For these generic pages, as well as the introductory pages, we used CSS to allow for easy customisation. Our objective here is to build a template or engine that will give us the chance to build new books very quickly and easily.

This is a key differentiator in what we are doing. We didn't want to build a big "bet the farm" type app model where huge development costs go in to building each book. This is more like a large number of smaller bets, meaning it's easier to get partners on board, easier to scale and easier to fine tune.

The HTML5 capabilities of epub3 are allowing us to easily embed video, which will be a feature of a forthcoming title, and getting to grips with all these capabilities puts us in a good place for working on more complex ebook projects in the future should we want to.

For all of this we had to test against lower-end devices like iPod Touch and iPhone 3G, which operate with much less RAM and an older GPU. We were really concerned about performance on these devices. In the end, Apple advice was to go for quality, so we did (using the high-res files for example) and the low end devices cope OK. An iPad2 gives a snappier experience than an iPad1 for example, but the latter is plenty usable.

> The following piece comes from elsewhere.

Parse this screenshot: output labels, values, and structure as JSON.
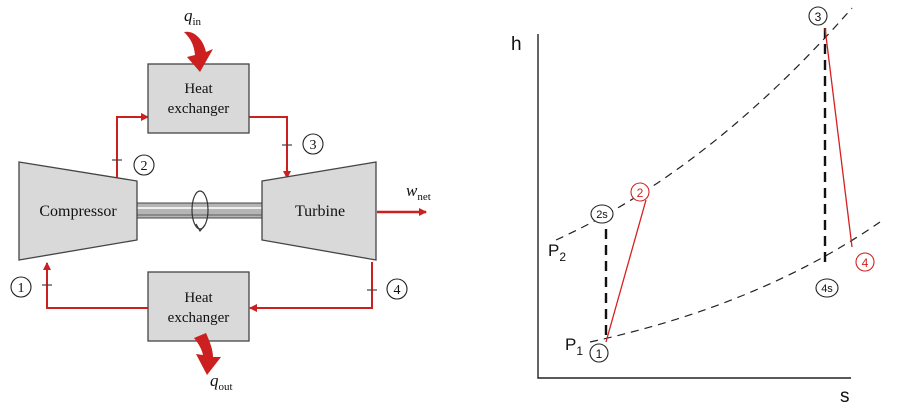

Overall I guess we built up to 400 test epubs of various sorts over a 3-4 month period. Different bitmaps, different code, breaking changes as Apple released new iBooks builds, UI tweaks, you name it. Ironically though, the technology set we are using is the lowest we've used in many years. This hasn't been a project with huge technology hurdles, just UX and marketing ones.

One of the things we have our eye on is the Kindle approach to facsimiles. So far we've seen Kindle Print Replica appear out of the ooze, but this primitive life form is nothing but a PDF in a DRM wrapper. Plenty of scope for evolution there.